Blues To Broaden Generics Campaign


    Blue Cross Blue Shield of Michigan, citing an “incredible return” on its pilot initiative, plans to expand efforts to increase the use of low-cost generic medications.

    The Blues will again mail out thousands of coupons to subscribers that waive the co-payment for the first time they have a prescription filled with a generic medication.

    A trial project conducted a year ago with coupons mailed to 7,000 subscribers resulted in the savings of $190,000 in direct prescription costs, as well as member co-pays of $6,700.

    The Blues reported that about 10 percent of those members who received one of the “free generics” coupons in the mail used it during the six-month trial that lasted from January to June, while another 10 percent tried generics without the coupon.

    For the latest promotion, the Blues plans to mail 25,000 generic coupons to members later this month or in early January and will expand the list of covered drugs.

    The initiative is part of a far broader campaign by the Blues to increase consumer awareness and use of generic medications when practicable.

    According to the Blues, generics cost anywhere from 20 percent to 75 percent less than branded prescription medicines, and are gaining in popularity as employers try to stem escalating employee health benefit costs.

    “Everyone saves when people use generic medications,” said Glenn Perry, director of pharmacy services administration for Blue Cross Blue Shield of Michigan.

    The utilization rate of generics by Blues subscribers grew two percentage points last year, to 38.1 percent, reversing a five-year decline (see chart). For October, use of generics was above 40 percent, Perry said.

    Every 1 percent increase in the generic utilization rate generates a cost savings of $17 million for the Blues, Michigan’s largest health insurer with about 4.8 million members statewide.

    As health care costs continue to soar, and with many name-brand drugs coming off patent in the next few years, health insurers and managed-care companies are increasingly steering customers toward generics.

    Promoting generics is now pretty much a staple of Blue Cross Blue Shield’s marketing efforts, Perry said. In the face of soaring health care costs, even incremental savings such as those incurred through higher generic utilization rates are welcome, he said.

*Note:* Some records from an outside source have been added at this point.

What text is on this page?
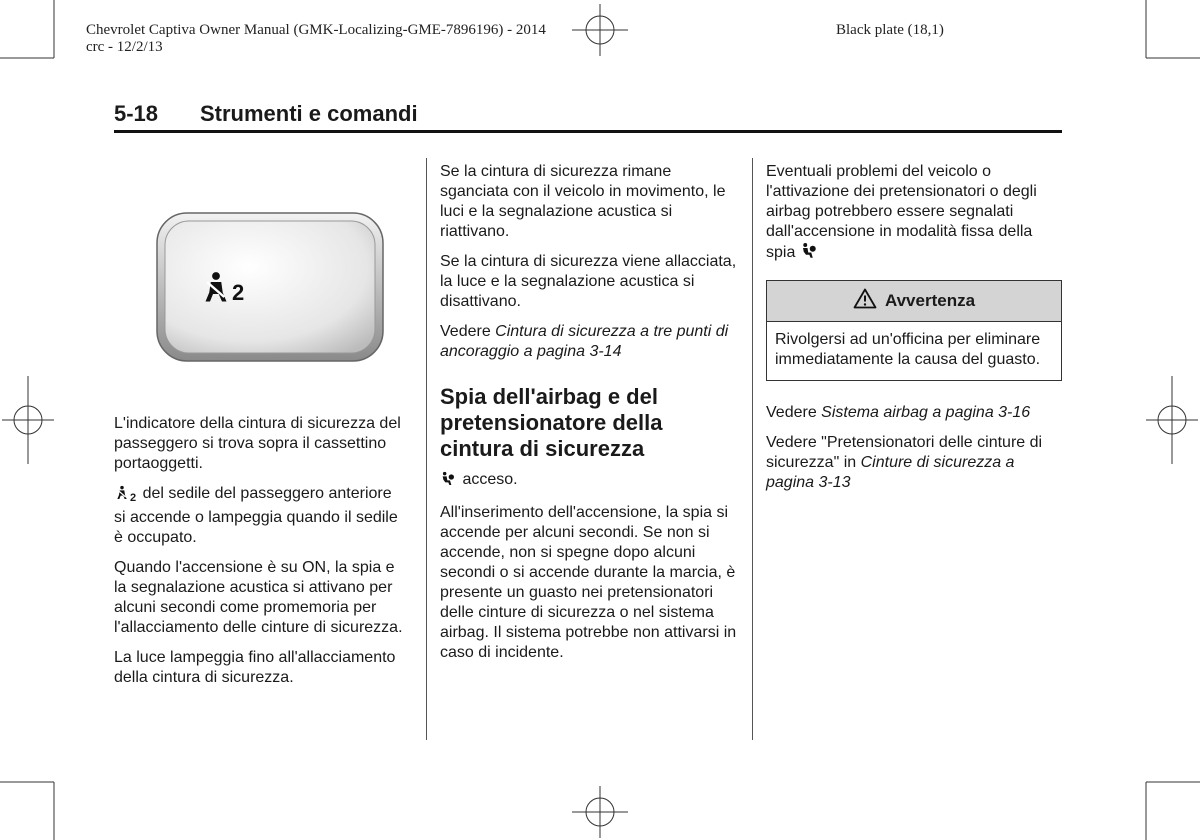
Chevrolet Captiva Owner Manual (GMK-Localizing-GME-7896196) - 2014
crc - 12/2/13
Black plate (18,1)
5-18 Strumenti e comandi
2

L'indicatore della cintura di sicurezza del passeggero si trova sopra il cassettino portaoggetti.

2 del sedile del passeggero anteriore si accende o lampeggia quando il sedile è occupato.

Quando l'accensione è su ON, la spia e la segnalazione acustica si attivano per alcuni secondi come promemoria per l'allacciamento delle cinture di sicurezza.

La luce lampeggia fino all'allacciamento della cintura di sicurezza.

Se la cintura di sicurezza rimane sganciata con il veicolo in movimento, le luci e la segnalazione acustica si riattivano.

Se la cintura di sicurezza viene allacciata, la luce e la segnalazione acustica si disattivano.

Vedere Cintura di sicurezza a tre punti di ancoraggio a pagina 3-14

Spia dell'airbag e del pretensionatore della cintura di sicurezza

acceso.

All'inserimento dell'accensione, la spia si accende per alcuni secondi. Se non si accende, non si spegne dopo alcuni secondi o si accende durante la marcia, è presente un guasto nei pretensionatori delle cinture di sicurezza o nel sistema airbag. Il sistema potrebbe non attivarsi in caso di incidente.

Eventuali problemi del veicolo o l'attivazione dei pretensionatori o degli airbag potrebbero essere segnalati dall'accensione in modalità fissa della spia

Avvertenza
Rivolgersi ad un'officina per eliminare immediatamente la causa del guasto.

Vedere Sistema airbag a pagina 3-16

Vedere "Pretensionatori delle cinture di sicurezza" in Cinture di sicurezza a pagina 3-13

    “It all adds up,” Perry said. “This will pretty much be a permanent promotion for Blue Cross Blue Shield of Michigan.”

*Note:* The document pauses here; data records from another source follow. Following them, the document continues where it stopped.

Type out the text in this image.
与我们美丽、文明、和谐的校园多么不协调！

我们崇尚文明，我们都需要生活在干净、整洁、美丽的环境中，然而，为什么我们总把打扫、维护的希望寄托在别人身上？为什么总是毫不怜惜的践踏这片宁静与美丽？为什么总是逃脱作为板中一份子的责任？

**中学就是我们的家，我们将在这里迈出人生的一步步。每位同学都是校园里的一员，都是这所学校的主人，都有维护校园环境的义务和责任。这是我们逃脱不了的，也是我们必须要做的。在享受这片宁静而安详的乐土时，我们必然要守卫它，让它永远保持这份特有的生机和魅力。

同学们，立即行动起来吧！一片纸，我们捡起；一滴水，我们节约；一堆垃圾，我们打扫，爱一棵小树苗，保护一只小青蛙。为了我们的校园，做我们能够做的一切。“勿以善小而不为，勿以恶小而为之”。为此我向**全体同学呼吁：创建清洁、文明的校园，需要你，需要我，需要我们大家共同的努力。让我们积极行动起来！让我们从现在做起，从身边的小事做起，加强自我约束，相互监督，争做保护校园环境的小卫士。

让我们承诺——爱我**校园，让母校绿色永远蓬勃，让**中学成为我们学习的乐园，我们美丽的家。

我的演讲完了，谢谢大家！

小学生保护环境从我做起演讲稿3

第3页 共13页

    A growing number of employers, seeking to mitigate ever-rising premiums, have been adding provisions to their health plans that provide financial incentives to employees to use generics.

    About 40 percent of small businesses that buy Blue Cross Blue Shield coverage for their employers have incentives encouraging the use of generics now built into their prescription benefit. That’s up from 10 percent a few years ago.

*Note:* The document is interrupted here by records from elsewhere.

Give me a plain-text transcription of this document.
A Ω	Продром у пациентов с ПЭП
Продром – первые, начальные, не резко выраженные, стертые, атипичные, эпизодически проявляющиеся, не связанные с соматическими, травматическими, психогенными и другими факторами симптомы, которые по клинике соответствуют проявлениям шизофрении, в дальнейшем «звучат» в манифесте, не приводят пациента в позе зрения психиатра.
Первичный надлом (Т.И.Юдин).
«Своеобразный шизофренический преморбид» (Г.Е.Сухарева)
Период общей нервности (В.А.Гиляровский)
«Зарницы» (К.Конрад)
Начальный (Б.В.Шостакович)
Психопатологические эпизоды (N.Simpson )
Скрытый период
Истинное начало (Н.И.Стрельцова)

    A three-month competition held a year ago among pharmacists across Michigan to encourage the use of generics over name-brand drugs generated $3.4 million in savings for Blues subscribers during the fourth quarter of 2001, or $13.6 million in annualized savings.

    The Blues followed up the competition with a $1 million advertising campaign referring to “generic drugs — the unadvertised brand.”

    Spending on prescription drugs is the second-largest driver of rising health care costs, although it is slowing, according to an annual research report issued in September by the health care research group Center for Studying Health System Change.

    Prescription drug spending rose by 13.8 during 2001, contributing about one-fifth of the total 10 percent rise in health care expenditures.

    While still a sizeable increase, it compares favorably with a prescription-spending rise of 14.5 percent in 2000 and 18.4 percent in 1999.

    The slowdown in spending growth reflects the increased use of health plans that place a greater burden of a prescription’s costs on consumers and the introduction of fewer blockbuster drugs, the Center for Studying Health System Change stated.